Wednesday, June 13, 2012

New Jersey Alimony Reform Kicks Off First Nationwide Conference

 RAHWAY, N.J., June 13, 2012 (GLOBE NEWSWIRE) -- New Jersey's harsh, antiquated alimony laws were the inspiration for the first nationwide alimony reform conference last Saturday, June 9, sponsored by NJ Alimony Reform (, on the campus of Rutgers University, New Brunswick.

Assemblyman Sean Kean (Republican/District -30), sponsor of two forward-thinking alimony reform bills, addressed the packed auditorium at "Alimony Reform: Fair Laws for the 21st Century." Others speakers included advocates from Massachusetts, Florida, and Connecticut. Most of the attendees were from New Jersey. Others traveled from Florida, Oregon, Ohio and Rhode Island.

"We are thrilled with the enthusiasm and dedication of everyone who attended," declared Tom Leustek, President of NJ Alimony Reform, a statewide, grassroots organization.
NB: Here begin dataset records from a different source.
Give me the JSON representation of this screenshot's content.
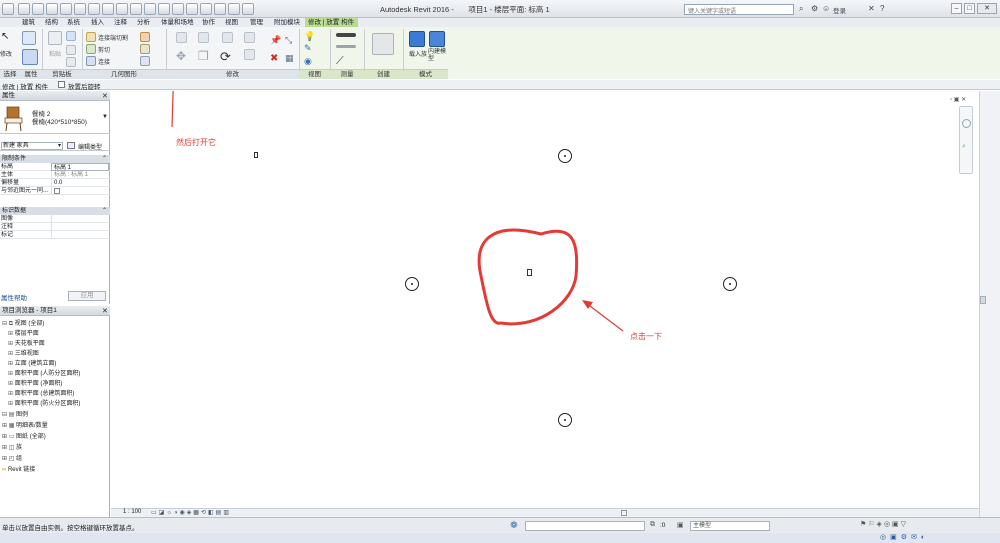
{
  "window": {
    "title": "Autodesk Revit 2016 -",
    "project_title": "项目1 - 楼层平面: 标高 1",
    "search_placeholder": "键入关键字或短语",
    "login_label": "登录"
  },
  "ribbon_tabs": [
    "建筑",
    "结构",
    "系统",
    "插入",
    "注释",
    "分析",
    "体量和场地",
    "协作",
    "视图",
    "管理",
    "附加模块",
    "修改 | 放置 构件"
  ],
  "ribbon": {
    "groups": [
      "选择",
      "属性",
      "剪贴板",
      "几何图形",
      "修改",
      "视图",
      "测量",
      "创建",
      "模式"
    ],
    "modify_label": "修改",
    "paste_label": "粘贴",
    "geometry_items": [
      "连接端切割",
      "剪切",
      "连接"
    ],
    "load_family_label": "载入族",
    "inplace_model_label": "内建模型"
  },
  "options_bar": {
    "context_label": "修改 | 放置 构件",
    "rotate_label": "放置后旋转"
  },
  "properties": {
    "header": "属性",
    "type_name": "餐椅 2",
    "type_size": "餐椅(420*510*850)",
    "category": "新建 家具",
    "edit_type_label": "编辑类型",
    "sections": [
      {
        "name": "限制条件",
        "rows": [
          {
            "k": "标高",
            "v": "标高 1"
          },
          {
            "k": "主体",
            "v": "标高 : 标高 1"
          },
          {
            "k": "偏移量",
            "v": "0.0"
          },
          {
            "k": "与邻近图元一同...",
            "v": ""
          }
        ]
      },
      {
        "name": "标识数据",
        "rows": [
          {
            "k": "图像",
            "v": ""
          },
          {
            "k": "注释",
            "v": ""
          },
          {
            "k": "标记",
            "v": ""
          }
        ]
      }
    ],
    "help_link": "属性帮助",
    "apply_label": "应用"
  },
  "browser": {
    "header": "项目浏览器 - 项目1",
    "items": [
      {
        "label": "视图 (全部)",
        "indent": 0
      },
      {
        "label": "楼层平面",
        "indent": 1
      },
      {
        "label": "天花板平面",
        "indent": 1
      },
      {
        "label": "三维视图",
        "indent": 1
      },
      {
        "label": "立面 (建筑立面)",
        "indent": 1
      },
      {
        "label": "面积平面 (人防分区面积)",
        "indent": 1
      },
      {
        "label": "面积平面 (净面积)",
        "indent": 1
      },
      {
        "label": "面积平面 (总建筑面积)",
        "indent": 1
      },
      {
        "label": "面积平面 (防火分区面积)",
        "indent": 1
      },
      {
        "label": "图例",
        "indent": 0
      },
      {
        "label": "明细表/数量",
        "indent": 0
      },
      {
        "label": "图纸 (全部)",
        "indent": 0
      },
      {
        "label": "族",
        "indent": 0
      },
      {
        "label": "组",
        "indent": 0
      },
      {
        "label": "Revit 链接",
        "indent": 0
      }
    ]
  },
  "view_control": {
    "scale": "1 : 100"
  },
  "status": {
    "message": "单击以放置自由实例。按空格键循环放置基点。",
    "model_label": "主模型",
    "zero_value": ":0"
  },
  "annotations": {
    "top_note": "然后打开它",
    "center_note": "点击一下"
  },
  "colors": {
    "annotation": "#e53935",
    "context_tab": "#b9dd8f"
  }
}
Leustek, a professor at Rutgers, founded NJAR in 2011, following the success of Mass Alimony Reform

( in driving the legislature to overhaul that state's 40-year-old alimony statute. Mr. Leustek became engaged after being ordered to pay lifetime alimony to an ex-wife with a PhD. in psychology and a private practice.

Assemblyman Kean said he was determined to bring fairness to New Jersey's alimony laws, which often order permanent lifetime alimony, even to educated, working spouses if they are the lower-earners. Current law makes it almost impossible to get a reduction if payers lose their jobs. Nor does it guarantee payers the right to retire and see payments end or decrease significantly. Asm. Kean supports a bill to establish a Blue Ribbon Commission to study alimony issues.
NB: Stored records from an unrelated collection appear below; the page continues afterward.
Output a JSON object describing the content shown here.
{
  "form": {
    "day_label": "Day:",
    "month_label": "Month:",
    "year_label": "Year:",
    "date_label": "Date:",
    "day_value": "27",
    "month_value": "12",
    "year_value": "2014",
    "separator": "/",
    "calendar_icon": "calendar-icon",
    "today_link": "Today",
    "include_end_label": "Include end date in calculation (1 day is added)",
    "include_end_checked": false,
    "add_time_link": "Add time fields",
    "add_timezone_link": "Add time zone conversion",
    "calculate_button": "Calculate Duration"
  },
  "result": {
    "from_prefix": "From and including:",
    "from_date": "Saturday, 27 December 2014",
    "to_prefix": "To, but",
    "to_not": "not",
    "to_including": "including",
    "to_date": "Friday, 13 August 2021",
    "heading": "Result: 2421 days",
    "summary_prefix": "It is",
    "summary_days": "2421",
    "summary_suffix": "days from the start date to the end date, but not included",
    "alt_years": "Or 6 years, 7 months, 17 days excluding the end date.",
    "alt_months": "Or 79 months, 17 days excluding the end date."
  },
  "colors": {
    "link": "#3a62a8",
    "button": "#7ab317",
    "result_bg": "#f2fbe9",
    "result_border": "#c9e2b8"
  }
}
"While the NJ Bar supports the Blue Ribbon Commission, the Bar opposes limiting judicial discretion, which is at the heart of reform," said Mr. Leustek. "But many individual lawyers disagree, because they know how cruelly unfair the laws are. Debtors' prison was outlawed in the 19th century, but alimony payers who lose their jobs in this economy, and are denied reductions, end up in jail."

Keynote speaker Steve Hitner, President of Mass Alimony Reform, told the story of his group's journey from the margins of the legislative process to the center, when Hitner was appointed to the task force charged with rewriting the state's antiquated laws. The new law, passed unanimously, took effect March 1, 2012. It ends routine awards of lifetime alimony and provides guidelines on amounts and duration of alimony.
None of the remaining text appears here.